“Egyptian mummies: Exploring ancient lives” is the North American premiere of an exhibition created by the British Museum. Using digital image projections, explanatory videos and over two-hundred objects from ancient Egypt, it “reconstructs the lives of six people who lived along the Nile”. It tells the story of each of those individuals, their beliefs and the diseases they suffered from.
The original British Museum exposition (opened to the public from May to November 2014) was showcasing eight mummies, one-tenth of their Egyptian mummies’ collection. However, for its international tour the exhibition was limited to six mummies. It first opened at the The Powerhouse Museum in Sydney, Australia (from December 2016 to Avril 2017) before moving to Hong Kong in 2017, then Taipei, Taiwan (from November 2017 to February 2018) and it is now at the Museum of Fine Arts in Montreal from September 2019 to March 2020. The next stop will be in Toronto at the Royal Ontario Museum from May to September 2020.
In the early days of Egyptology, the only way to learn about mummies was to unwrap them. 19th century European collectors were even turning this into a social event with lavish “unwrapping parties.” However, the British Museum, with its strong ethics about artifact preservation, always refused to perform any invasive intervention on its mummies and its collection is therefore in excellent condition. Since the 1970s the development of cutting-edge technology, like combining x-ray devices with high-resolution three-dimensional computerized imaging (computerized tomography (CT) scanning) in order to create detailed 3D visualizations of the internal structures, has revealed much more informations that a simple unwrapping would have provided — while still preserving the mummies’ integrity. Combining the resources provided by medical science with those learned from anthropology and archaeology, has allowed the egyptologists to learn a tremendous amount of information about the life and death of ancient Egyptians: not only their culture and way of life, but also their biology, genetics, diet, diseases, burial practices and embalming techniques. This exhibition is illustrating all this through the exemples of six in dividuals (and their mummies) who lived in the Nile valley between 900 BCE and 180 CE.
Apparently the only official catalogue of the exhibition’s international tour was produced by the Powerhouse Museum in Sydney and is now sold out. However, the catalogue from the original British Museum exhibition is still available.
It is a superb and fascinating exhibition, rich in informations and artifacts. I enjoyed it greatly and everyone must absolutely see it. When I visited, in early January, the museum was packed (so, PLEASE don’t bring your five or six year-old Kids, as they might not be old enough to understand the complexity of such subject, and don’t bring your crying baby in its giant stroller !!!).
Here’s a teaser of the exhibition (available on Youtube):
More information and pictures after the jump >>
Six mummies, six life
After passing an antechamber representing the Nile and displaying only the model of a funerary boat, you enter the room dedicated to Nestawedjat.
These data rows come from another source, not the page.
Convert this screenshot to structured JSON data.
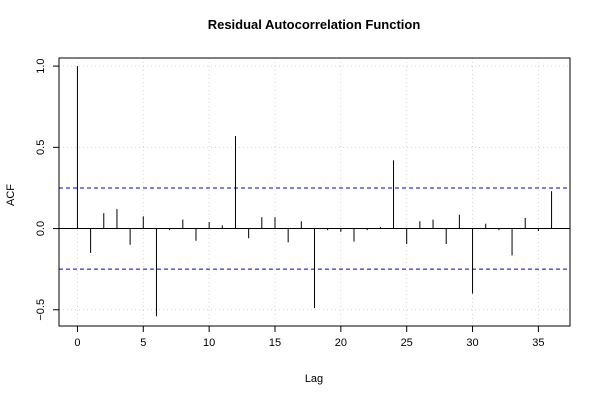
{
  "chart_data": {
    "type": "bar",
    "title": "Residual Autocorrelation Function",
    "xlabel": "Lag",
    "ylabel": "ACF",
    "xlim": [
      -1.4,
      37.4
    ],
    "ylim": [
      -0.6,
      1.05
    ],
    "x_ticks": [
      0,
      5,
      10,
      15,
      20,
      25,
      30,
      35
    ],
    "y_ticks": [
      -0.5,
      0.0,
      0.5,
      1.0
    ],
    "y_tick_labels": [
      "−0.5",
      "0.0",
      "0.5",
      "1.0"
    ],
    "grid": true,
    "confidence_limits": [
      0.25,
      -0.25
    ],
    "lags": [
      0,
      1,
      2,
      3,
      4,
      5,
      6,
      7,
      8,
      9,
      10,
      11,
      12,
      13,
      14,
      15,
      16,
      17,
      18,
      19,
      20,
      21,
      22,
      23,
      24,
      25,
      26,
      27,
      28,
      29,
      30,
      31,
      32,
      33,
      34,
      35,
      36
    ],
    "values": [
      1.0,
      -0.15,
      0.095,
      0.12,
      -0.1,
      0.075,
      -0.54,
      -0.01,
      0.055,
      -0.075,
      0.04,
      0.02,
      0.57,
      -0.06,
      0.07,
      0.07,
      -0.085,
      0.045,
      -0.49,
      -0.01,
      -0.02,
      -0.08,
      -0.01,
      0.01,
      0.42,
      -0.095,
      0.045,
      0.055,
      -0.095,
      0.085,
      -0.4,
      0.03,
      -0.01,
      -0.165,
      0.065,
      -0.015,
      0.23
    ],
    "colors": {
      "bars": "#000000",
      "confidence": "#0000cc",
      "grid": "#d3d3d3",
      "axis": "#000000"
    }
  }
}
The centrepieces of this room are her three coffins (outer, middle and inner) and mummy. She was a married woman between 35 and 49 years old and lived during the 25th Dynasty, around 700-680 BCE. The thematic of this room is the processus of mummification.
In a small room, we are introduced to the mummy of Tamut (short for Tayesmutengebtiu). She was a chantress of Amun, a middle-aged woman who lived in the early 22nd Dynasty, around 900 BCE. Her mummy contains many amulets which display is a pretext to teach about the magical rituals of mummification.
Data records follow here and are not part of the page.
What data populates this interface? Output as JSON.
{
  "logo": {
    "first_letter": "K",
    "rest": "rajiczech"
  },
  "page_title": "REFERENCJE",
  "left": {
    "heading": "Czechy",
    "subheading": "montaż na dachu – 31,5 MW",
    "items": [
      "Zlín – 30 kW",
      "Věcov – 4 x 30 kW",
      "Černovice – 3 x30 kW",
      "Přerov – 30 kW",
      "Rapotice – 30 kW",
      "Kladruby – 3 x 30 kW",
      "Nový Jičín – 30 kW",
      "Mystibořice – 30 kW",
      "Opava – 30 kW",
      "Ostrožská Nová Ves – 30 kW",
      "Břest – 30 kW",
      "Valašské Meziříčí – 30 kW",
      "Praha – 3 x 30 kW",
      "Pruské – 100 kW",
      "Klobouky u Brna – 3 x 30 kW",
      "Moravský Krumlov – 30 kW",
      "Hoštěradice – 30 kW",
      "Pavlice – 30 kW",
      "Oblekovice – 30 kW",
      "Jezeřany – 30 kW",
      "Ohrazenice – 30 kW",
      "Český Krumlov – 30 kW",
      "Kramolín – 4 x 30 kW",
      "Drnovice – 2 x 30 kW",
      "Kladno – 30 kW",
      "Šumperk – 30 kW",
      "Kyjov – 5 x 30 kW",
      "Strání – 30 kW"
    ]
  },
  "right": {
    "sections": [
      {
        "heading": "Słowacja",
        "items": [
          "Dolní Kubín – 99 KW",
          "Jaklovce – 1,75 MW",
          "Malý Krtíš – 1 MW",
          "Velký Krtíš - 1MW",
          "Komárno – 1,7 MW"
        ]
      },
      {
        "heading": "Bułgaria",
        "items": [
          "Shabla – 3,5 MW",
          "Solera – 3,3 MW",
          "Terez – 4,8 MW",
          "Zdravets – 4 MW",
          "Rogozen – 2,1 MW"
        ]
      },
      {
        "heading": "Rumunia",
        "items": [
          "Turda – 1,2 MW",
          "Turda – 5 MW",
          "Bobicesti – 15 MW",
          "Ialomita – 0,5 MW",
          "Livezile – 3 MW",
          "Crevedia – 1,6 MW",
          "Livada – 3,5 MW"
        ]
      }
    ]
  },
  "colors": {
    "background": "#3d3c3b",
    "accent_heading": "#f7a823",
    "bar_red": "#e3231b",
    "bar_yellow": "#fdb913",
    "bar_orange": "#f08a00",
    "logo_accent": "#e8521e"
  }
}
Next is a large room displaying the mummy of Irthorru (covered by intricate net made of hundreds of beads) and his richly decorated coffin. He lived in the 26th Dynasty around 600 BCE and was a high priest of Akhmin’s temple in charge of managing the daily life of the temple. Therefore this room is dedicated to the daily life of ancient Egypt (diet, food as offering), as well as the role of priests not only as servants of the gods but often also as physicians or apothecary.
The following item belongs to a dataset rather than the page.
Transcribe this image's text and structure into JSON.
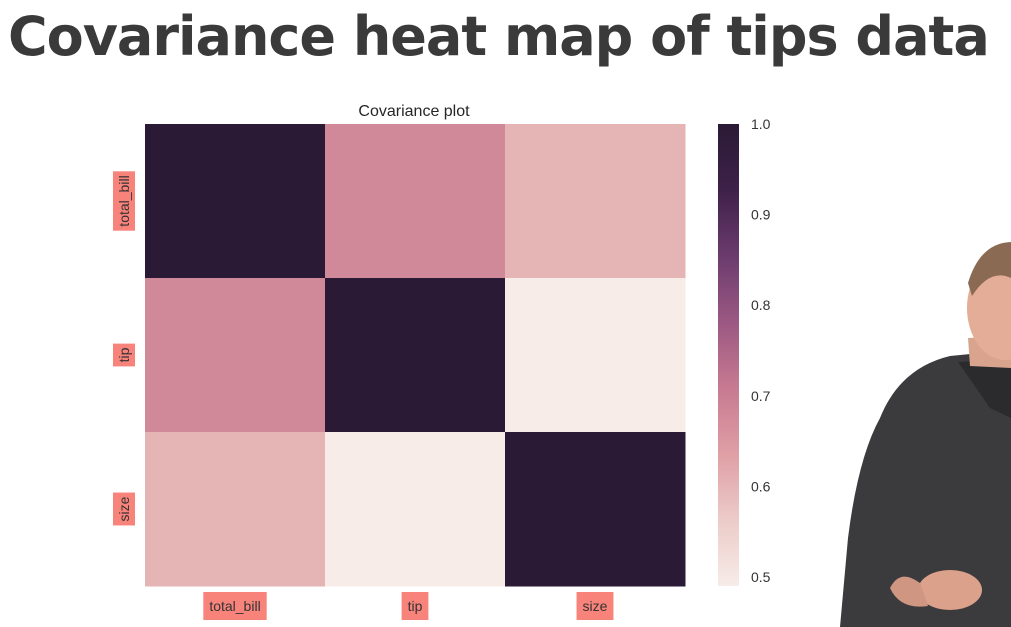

The next display is dedicated to an unnamed priestess who was probably a temple singer and lived during the 22nd Dynasty around 800 BCE. Her coffin is made of a cartonnage, which consisted of plaster and linen soaked in glue and then colourfully decorated. The room has a woman-related thematic: body care (razor, mirror, wigs), cosmetics, jewels and musical instruments.
Boy from Hawara
The last room is dedicated to mummies from the Roman Period. First, the mummy of a two-year-old boy from Hawara who lived around 40-60 CE. It is the occasion to teach about family and childhood: clothing, games, and toys.
Young man from Thebes
The last display shows a young man from Thebes who lived around 140-180 CE. It is the occasion to talk about the evolution of the mummification techniques and how it was done in the Roman Period. The main characteristic of that era was the use of wooden panels depicting the deceased.